David Van Reybrouck (Bruges, 1971) was born into a Flemish family of florists, bookbinders and artists. His father, a farmer’s son, spent five years in Congo as a railway engineer immediately after independence.

Van Reybrouck read archaeology and philosophy at the universities of Leuven and Cambridge and holds a doctorate from the University of Leiden. He was a visiting scholar in Barcelona and Paris and a postdoctoral research fellow in the history department of Leuven.


His first book, The Plague (2001), was a cross between a travelogue and a literary whodunnit set in post-apartheid South Africa. It received several awards, including the prize for the best Flemish debut in 2002 and a shortlist nomination for the Gouden Uil, one of the leading literary prizes in the Low Countries. It was translated into Afrikaans (Protea), French (Actes Sud) and Hungarian (Gondalat). A longtime op-ed writer for the Flemish national newspaper De Morgen, Van Reybrouck has co-edited a volume on the federal future of Belgium (What Belgium Stands For: a Scenario, 2007) and a thought-provoking pamphlet, A Plea for Populism (2008), which has stirred quite some debate. The latter won Holland’s most distinguished essay prize.

As well as a literary non-fiction writer, Van Reybrouck is an acclaimed playwright (The Soul of the White Ant, Mission) and poet. He set up the Brussels Poetry Collective, a multilingual group of literary writers in Europe’s capital. In 2009, Van Reybrouck initiated the most ambitious project so far : The European Constitution in Verse. Fifty-two poets from all over Europe, including migrants and refugees, contributed to a long and unique poem filled with dreams and despair about Europe.
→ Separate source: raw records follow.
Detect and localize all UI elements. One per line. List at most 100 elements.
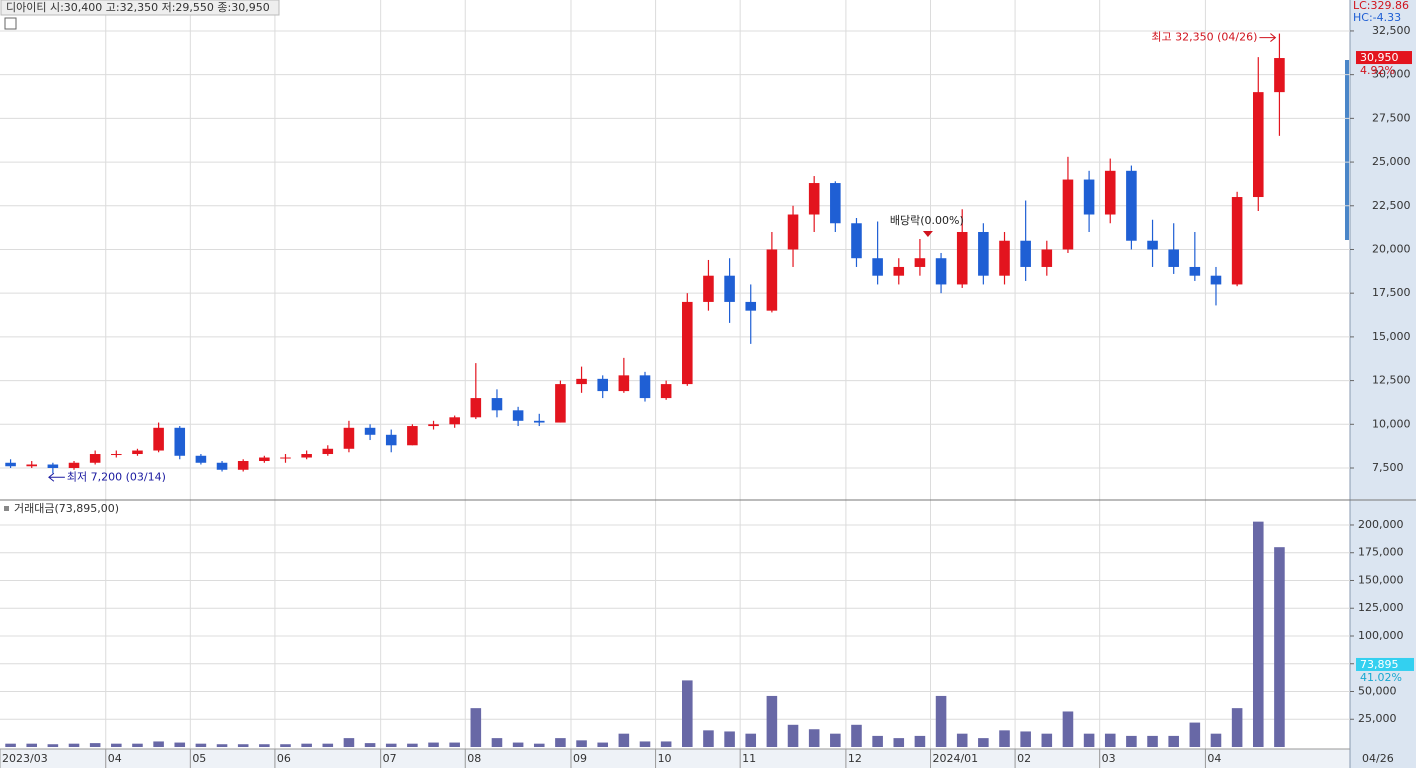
- volume-bar: [343, 738, 355, 747]
- volume-bar: [724, 731, 735, 747]
- volume-bar: [5, 743, 16, 747]
- volume-bar: [1062, 711, 1074, 747]
- annotation: 최저 7,200 (03/14): [67, 470, 166, 483]
- y-tick-label: 125,000: [1358, 601, 1404, 614]
- y-tick-label: 27,500: [1372, 111, 1411, 124]
- volume-bar: [914, 735, 926, 747]
- volume-bar: [533, 743, 545, 747]
- y-tick-label: 17,500: [1372, 286, 1411, 299]
- volume-bar: [851, 724, 862, 747]
- annotation-arrow: [1259, 33, 1277, 42]
- volume-bar: [89, 743, 101, 747]
- scroll-indicator: [1345, 60, 1349, 240]
- volume-bar: [470, 708, 482, 747]
- candle-body: [385, 434, 397, 446]
- x-tick-label: 04: [1207, 752, 1221, 765]
- last-price-change: 4.92%: [1360, 64, 1395, 77]
- y-tick-label: 25,000: [1372, 155, 1411, 168]
- y-tick-label: 22,500: [1372, 199, 1411, 212]
- x-tick-label: 12: [848, 752, 862, 765]
- x-axis-background: [0, 749, 1350, 768]
- volume-bar: [428, 742, 439, 747]
- candle-body: [935, 258, 947, 285]
- x-tick-label: 06: [277, 752, 291, 765]
- last-volume-label: 73,895: [1360, 658, 1399, 671]
- candle-body: [47, 464, 59, 469]
- candle-body: [618, 375, 630, 392]
- volume-bar: [597, 742, 608, 747]
- candle-body: [1020, 240, 1031, 267]
- last-volume-box: [1356, 657, 1414, 671]
- candle-body: [1104, 170, 1116, 215]
- x-tick-label: 05: [192, 752, 206, 765]
- candle-body: [724, 275, 735, 302]
- x-tick-label: 2024/01: [932, 752, 978, 765]
- volume-bar: [1041, 733, 1053, 747]
- volume-bar: [1168, 735, 1179, 747]
- volume-bar: [280, 744, 291, 747]
- candle-body: [1083, 179, 1095, 215]
- volume-bar: [449, 742, 460, 747]
- candle-body: [576, 378, 587, 385]
- volume-bar: [787, 724, 799, 747]
- last-volume-change: 41.02%: [1360, 671, 1402, 684]
- candle-body: [89, 454, 101, 463]
- candle-body: [1147, 240, 1158, 250]
- last-price-box: [1356, 51, 1412, 65]
- y-tick-label: 32,500: [1372, 24, 1411, 37]
- candle-body: [1252, 92, 1264, 198]
- candle-body: [364, 427, 376, 435]
- y-tick-label: 50,000: [1358, 684, 1397, 697]
- last-date: 04/26: [1362, 752, 1394, 765]
- candle-body: [597, 378, 608, 392]
- candle-body: [491, 398, 503, 411]
- volume-bar: [808, 729, 820, 747]
- candle-body: [470, 398, 482, 418]
- volume-bar: [639, 741, 651, 747]
- candle-body: [1062, 179, 1074, 250]
- volume-bar: [1126, 735, 1137, 747]
- grid: [0, 0, 1350, 749]
- volume-icon: [4, 506, 9, 511]
- candle-body: [893, 266, 905, 276]
- x-tick-label: 02: [1017, 752, 1031, 765]
- volume-bar: [512, 742, 524, 747]
- candle-body: [978, 231, 989, 276]
- candle-body: [914, 258, 926, 267]
- table-icon[interactable]: [4, 17, 17, 30]
- candle-body: [449, 417, 460, 425]
- volume-bar: [682, 680, 693, 747]
- x-tick-label: 03: [1102, 752, 1116, 765]
- candle-body: [787, 214, 799, 250]
- volume-bar: [1020, 731, 1031, 747]
- volume-bar: [26, 743, 38, 747]
- candle-body: [132, 450, 143, 455]
- candle-body: [830, 183, 841, 224]
- volume-bar: [872, 735, 883, 747]
- volume-bar: [491, 738, 503, 747]
- candle-body: [956, 231, 968, 285]
- volume-bar: [153, 741, 164, 747]
- candle-body: [174, 427, 186, 456]
- candle-body: [68, 462, 80, 469]
- candle-body: [703, 275, 714, 302]
- y-tick-label: 7,500: [1372, 461, 1404, 474]
- volume-title: 거래대금(73,895,00): [14, 502, 119, 515]
- y-tick-label: 175,000: [1358, 546, 1404, 559]
- volume-bar: [1274, 547, 1285, 747]
- y-tick-label: 20,000: [1372, 242, 1411, 255]
- volume-bar: [364, 743, 376, 747]
- candle-body: [808, 183, 820, 215]
- volume-bar: [576, 740, 587, 747]
- volume-bar: [47, 744, 59, 747]
- candle-body: [1189, 266, 1201, 276]
- volume-bar: [322, 743, 334, 747]
- volume-bar: [68, 743, 80, 747]
- y-tick-label: 200,000: [1358, 518, 1404, 531]
- candle-body: [999, 240, 1010, 276]
- chart-title: 디아이티 시:30,400 고:32,350 저:29,550 종:30,950: [6, 1, 270, 14]
- annotation: 최고 32,350 (04/26): [1151, 31, 1257, 44]
- volume-bar: [703, 730, 714, 747]
- candle-body: [766, 249, 778, 311]
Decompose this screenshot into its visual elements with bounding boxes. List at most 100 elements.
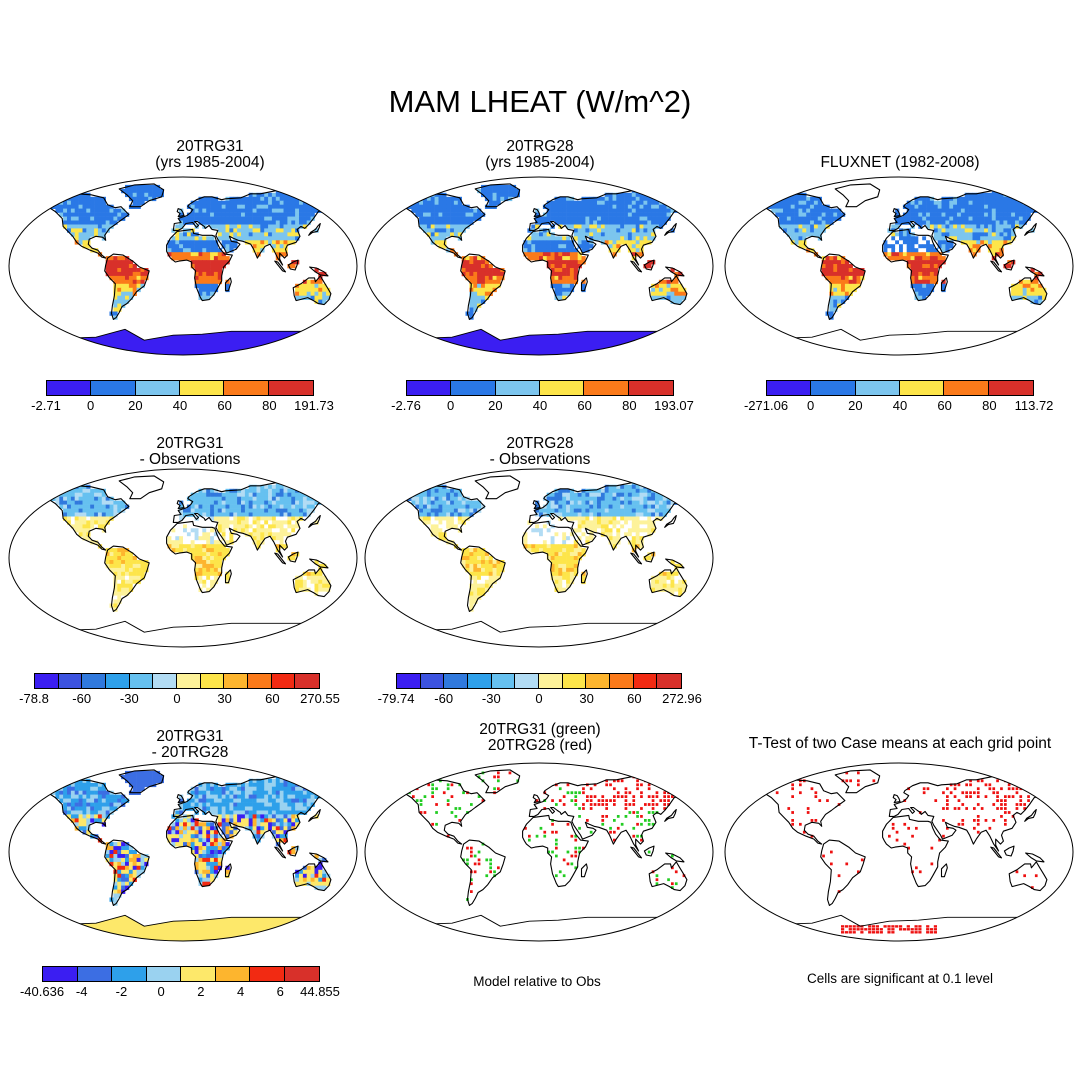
- coastline-japan: [1024, 222, 1037, 236]
- coastline-eurasia: [172, 189, 357, 266]
- colorbar-tick-label: 272.96: [662, 691, 702, 706]
- coastline-sumatra: [630, 552, 643, 565]
- coastline-madagascar: [224, 569, 232, 584]
- colorbar-tick-label: 191.73: [294, 398, 334, 413]
- panel-title: T-Test of two Case means at each grid po…: [710, 736, 1080, 752]
- panel-title-line1: 20TRG31: [176, 138, 244, 155]
- coastline-sumatra: [630, 260, 643, 273]
- map-border: [724, 762, 1074, 942]
- colorbar-swatch: [146, 967, 181, 981]
- coastline-north-america: [20, 779, 130, 845]
- coastline-antarctica: [725, 914, 1073, 941]
- colorbar-swatch: [224, 381, 269, 395]
- colorbar-swatch: [271, 674, 296, 688]
- coastline-antarctica: [725, 328, 1073, 355]
- colorbar-swatch: [181, 967, 216, 981]
- coastline-australia: [292, 567, 332, 598]
- colorbar-tick-label: 44.855: [300, 984, 340, 999]
- colorbar-tick-label: -30: [119, 691, 139, 706]
- colorbar-tick-label: 20: [128, 398, 143, 413]
- colorbar-swatch: [177, 674, 201, 688]
- panel-title-line1: T-Test of two Case means at each grid po…: [748, 735, 1052, 752]
- colorbar-swatch: [77, 967, 112, 981]
- coastline-australia: [648, 861, 688, 892]
- colorbar-swatch: [988, 381, 1033, 395]
- colorbar-boxes: [396, 673, 682, 689]
- colorbar-tick-label: -2: [115, 984, 128, 999]
- colorbar-swatch: [491, 674, 516, 688]
- panel-title: 20TRG31 - 20TRG28: [40, 729, 340, 761]
- coastline-japan: [664, 222, 677, 236]
- map-fill-layer: [736, 188, 1073, 320]
- map-panel-20trg28-obs-diff: [364, 468, 714, 648]
- colorbar-swatch: [224, 674, 249, 688]
- map-panel-ttest: [724, 762, 1074, 942]
- coastline-greenland: [834, 183, 881, 208]
- coastline-greenland: [118, 183, 165, 208]
- coastline-antarctica: [365, 328, 713, 355]
- coastline-eurasia: [888, 189, 1073, 266]
- coastline-greenland: [118, 475, 165, 500]
- antarctica-fill: [9, 915, 357, 941]
- colorbar-swatch: [106, 674, 130, 688]
- colorbar-tick-label: 40: [532, 398, 548, 413]
- coastlines: [365, 769, 713, 941]
- figure-title: MAM LHEAT (W/m^2): [388, 84, 692, 119]
- map-panel-20trg31: [8, 176, 358, 356]
- colorbar-swatch: [515, 674, 540, 688]
- coastline-japan: [308, 514, 321, 528]
- colorbar-tick-label: 193.07: [654, 398, 694, 413]
- colorbar-tick-label: 60: [577, 398, 592, 413]
- colorbar-swatch: [268, 381, 313, 395]
- coastline-sumatra: [274, 260, 287, 273]
- coastline-australia: [292, 861, 332, 892]
- colorbar-swatch: [47, 381, 92, 395]
- coastline-japan: [664, 514, 677, 528]
- coastline-borneo: [643, 551, 655, 563]
- coastline-borneo: [287, 259, 299, 271]
- colorbar-tick-label: -60: [434, 691, 454, 706]
- world-map: [364, 762, 714, 942]
- coastline-north-america: [736, 779, 846, 845]
- coastline-uk: [532, 794, 541, 804]
- coastline-africa: [522, 228, 589, 302]
- world-map: [364, 468, 714, 648]
- panel-title: 20TRG28 - Observations: [390, 436, 690, 468]
- coastline-new-guinea: [309, 852, 329, 863]
- coastline-north-america: [20, 485, 130, 551]
- panel-title-line2: - 20TRG28: [151, 744, 229, 761]
- world-map: [8, 762, 358, 942]
- colorbar-swatch: [250, 967, 285, 981]
- coastline-south-america: [104, 545, 150, 612]
- map-border: [364, 176, 714, 356]
- map-fill-layer: [381, 771, 713, 901]
- colorbar-tick-label: 60: [217, 398, 232, 413]
- note-model-relative: Model relative to Obs: [473, 974, 601, 989]
- coastline-eurasia: [888, 775, 1073, 852]
- panel-title: 20TRG31 - Observations: [40, 436, 340, 468]
- panel-title-line1: 20TRG28: [506, 435, 574, 452]
- coastline-borneo: [1003, 259, 1015, 271]
- colorbar-swatch: [495, 381, 540, 395]
- colorbar-swatch: [444, 674, 469, 688]
- coastline-sumatra: [990, 846, 1003, 859]
- coastline-eurasia: [172, 481, 357, 558]
- colorbar-swatch: [35, 674, 59, 688]
- coastline-north-america: [376, 193, 486, 259]
- colorbar-swatch: [112, 967, 147, 981]
- coastline-greenland: [474, 183, 521, 208]
- antarctica-fill: [9, 329, 357, 355]
- coastline-madagascar: [940, 277, 948, 292]
- colorbar-boxes: [766, 380, 1034, 396]
- coastline-australia: [1008, 861, 1048, 892]
- world-map: [8, 176, 358, 356]
- coastline-borneo: [287, 845, 299, 857]
- colorbar-swatch: [284, 967, 319, 981]
- coastline-greenland: [474, 769, 521, 794]
- colorbar-swatch: [82, 674, 107, 688]
- coastline-north-america: [376, 779, 486, 845]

The project (www.europeanconstitutioninverse.com) was more than a frivolous rehash of a political fiasco; it was an attempt to reposition the debate on Europe’s future where it firmly belongs, in the public sphere of free and committed citizens.

Over the years, Van Reybrouck has travelled extensively throughout Africa. Congo: A History is as much the result of his ten journeys through Congo as of the months spent in libraries and archives. He has interviewed hundreds of individuals, with a particular predilection for so-called ‘ordinary people’, precisely because their lives and choices are so often extraordinary. Not content with simply observing, Van Reybrouck has also been actively involved in organising literary workshops for Congolese playwrights in Kinshasa and Goma. Apart from Dutch, his mother tongue, he is fluent in French and English, has a working knowledge of Spanish and Afrikaans, and can communicate in German and Lingala. He lives in Brussels.